With a surprise announcement Thursday, U.S. Attorney General Jeff Sessions turned back the clock on federal marijuana policy, jolting the multibillion-dollar industry in states across the country and angering politicians across the board, including Gardner, who said Sessions broke his promise.
"Thousands of jobs are at risk, millions of dollars in revenue and the question of constitutional state rights at the core of this discussion," Gardner said.
Sessions rescinded the 2013 Cole Memo, which essentially set a federal policy of noninterference with states that legalized cannabis.
"All this does is create chaos. (It) does not help the citizens of the United States whatsoever," local cannabis businessman and consultant Bruce Vanaman said.
Vanaman said Sessions not only broke a promise that he would leave states alone before his Senate confirmation, but he also is bucking up against a congressional amendment forbidding the federal government from spending taxpayer resources to fight state-legal cannabis operations.
"Incarcerating people for doing a legal business?
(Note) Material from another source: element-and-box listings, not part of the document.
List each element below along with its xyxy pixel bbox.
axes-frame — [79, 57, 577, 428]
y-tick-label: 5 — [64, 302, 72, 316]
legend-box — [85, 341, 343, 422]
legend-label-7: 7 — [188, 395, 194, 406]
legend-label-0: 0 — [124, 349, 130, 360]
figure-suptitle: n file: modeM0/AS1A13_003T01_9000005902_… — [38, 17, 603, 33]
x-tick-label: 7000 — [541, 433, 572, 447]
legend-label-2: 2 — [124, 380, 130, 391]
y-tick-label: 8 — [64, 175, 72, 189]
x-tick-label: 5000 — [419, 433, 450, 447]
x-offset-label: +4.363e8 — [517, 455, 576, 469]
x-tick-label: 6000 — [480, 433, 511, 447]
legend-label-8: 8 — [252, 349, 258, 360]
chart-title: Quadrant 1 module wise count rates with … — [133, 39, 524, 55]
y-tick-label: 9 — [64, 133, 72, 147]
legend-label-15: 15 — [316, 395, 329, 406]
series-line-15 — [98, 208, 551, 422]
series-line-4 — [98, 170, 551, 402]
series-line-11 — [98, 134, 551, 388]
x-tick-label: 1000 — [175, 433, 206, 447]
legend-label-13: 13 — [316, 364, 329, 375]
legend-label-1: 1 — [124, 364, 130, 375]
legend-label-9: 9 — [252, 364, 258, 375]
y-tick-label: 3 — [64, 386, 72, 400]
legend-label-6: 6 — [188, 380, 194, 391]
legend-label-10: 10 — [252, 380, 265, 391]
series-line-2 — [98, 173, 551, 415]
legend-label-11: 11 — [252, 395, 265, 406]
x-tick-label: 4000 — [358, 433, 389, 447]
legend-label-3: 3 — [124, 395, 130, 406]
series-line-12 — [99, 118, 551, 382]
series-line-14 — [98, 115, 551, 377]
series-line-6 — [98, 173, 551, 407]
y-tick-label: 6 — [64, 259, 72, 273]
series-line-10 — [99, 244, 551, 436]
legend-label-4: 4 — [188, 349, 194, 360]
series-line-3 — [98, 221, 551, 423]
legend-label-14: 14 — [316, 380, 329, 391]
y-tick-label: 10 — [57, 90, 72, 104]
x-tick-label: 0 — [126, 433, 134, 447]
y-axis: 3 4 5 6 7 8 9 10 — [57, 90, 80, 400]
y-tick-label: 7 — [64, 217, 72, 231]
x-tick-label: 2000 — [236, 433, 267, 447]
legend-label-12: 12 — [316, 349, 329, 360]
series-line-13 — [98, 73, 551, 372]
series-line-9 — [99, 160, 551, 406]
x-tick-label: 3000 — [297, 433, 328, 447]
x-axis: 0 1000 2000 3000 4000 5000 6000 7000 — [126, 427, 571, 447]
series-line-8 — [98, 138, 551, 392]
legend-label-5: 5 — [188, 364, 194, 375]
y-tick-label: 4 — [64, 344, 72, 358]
I have no idea what he's trying to do here," Vanaman said.
Vanaman said Sessions' move will have no practical impact on Florida's medical cannabis industry in the immediate future and he predicted any bid by the Trump administration to meddle in Florida or any other legal state would go down in defeat.
"He's not going to win this fight. This is a big fight. It's too big to fail. He doesn't stand a chance," Vanaman said.
Gardner has promised to block all Justice Department nominations until Sessions reverses course and stands by his promise not to interfere in states that have legalized cannabis.